Григорий Махмуров, по приезде в деревню, проводил время весьма приятно. Привольная помещичья жизнь, отсутствие забот, новые лица соседей-помещиков и охота, в сладость которой он начал вникать впервые, — все занимало молодого человека. Знакомство с хозяйством, в которое хотел посвятить его отец, было весьма поверхностно и слабо, и ограничивалось поручениями съездить в ближний уездный или губернский город, похлопотать о чём-нибудь неважном — куда самому старику Махмурову было лень или несогласно с достоинством его лет и положения съездить. На досуге, Григорий Махмуров пописывал нехитрую диссертацию, что́ в его глазах и в глазах отца давало жизни молодого человека оттенок не совсем праздной и даже несколько ученой.

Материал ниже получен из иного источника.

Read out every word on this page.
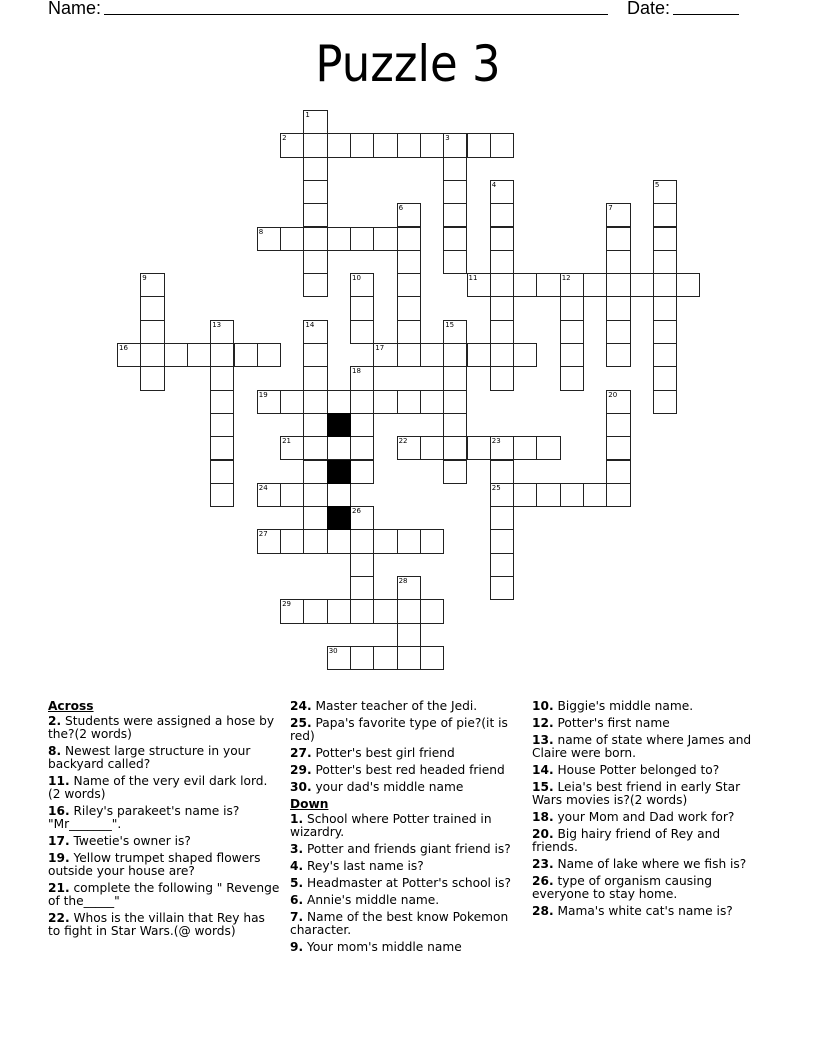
Name:	Date:
Puzzle 3
1
2	3
4	5
6	7
8
9	10	11	12
13	14	15
16	17
18
19	20
21	22	23
25
24
26
27
28
29
30
Across
2. Students were assigned a hose by the?(2 words)
8. Newest large structure in your backyard called?
11. Name of the very evil dark lord. (2 words)
16. Riley's parakeet's name is? "Mr_______".
17. Tweetie's owner is?
19. Yellow trumpet shaped flowers outside your house are?
21. complete the following " Revenge of the_____"
22. Whos is the villain that Rey has to fight in Star Wars.(@ words)
24. Master teacher of the Jedi.
25. Papa's favorite type of pie?(it is red)
27. Potter's best girl friend
29. Potter's best red headed friend
30. your dad's middle name
Down
1. School where Potter trained in wizardry.
3. Potter and friends giant friend is?
4. Rey's last name is?
5. Headmaster at Potter's school is?
6. Annie's middle name.
7. Name of the best know Pokemon character.
9. Your mom's middle name
10. Biggie's middle name.
12. Potter's first name
13. name of state where James and Claire were born.
14. House Potter belonged to?
15. Leia's best friend in early Star Wars movies is?(2 words)
18. your Mom and Dad work for?
20. Big hairy friend of Rey and friends.
23. Name of lake where we fish is?
26. type of organism causing everyone to stay home.
28. Mama's white cat's name is?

В Петербурге Григорий Махмуров оставил, как говорилось в старину своим языком, бывшего товарища по университету, барона Фрикса. Барон Фрикс или Фришка, как его называли товарищи, был молодой человек, с некоторым состоянием, всеми своими вожделениями стремившийся к большому свету, который, к великому его огорчению, был ему открыт только с своей псевдосветской стороны немецко-служилых людей. Фришка говорил о дяде генерале Кукельзам, о тетке графине Аммельфельд, но все эти Кукельзамы и Аммельфельды принадлежали к большому свету только строжайшим и доведенным до торжественности идолопоклонством, исполнением малейших светских обычаев, условий и обрядов у себя дома, а в истинные аристократические дома вхожи не были. Они делали и принимали визиты, загибали, так или иначе, углы карточек, надевали фрак, открытый жилет или известного цвета перчатки, говорили о происшествии с графиней X. или князем Z. (с которыми в знакомстве, увы! не состояли) с таким глубоким уважением, как бы совершали какое-то масонское таинство. Но от всего этого, кроме нестерпимой скуки для свежих людей, имеющих с ним столкновение или знакомство, ничего не происходило.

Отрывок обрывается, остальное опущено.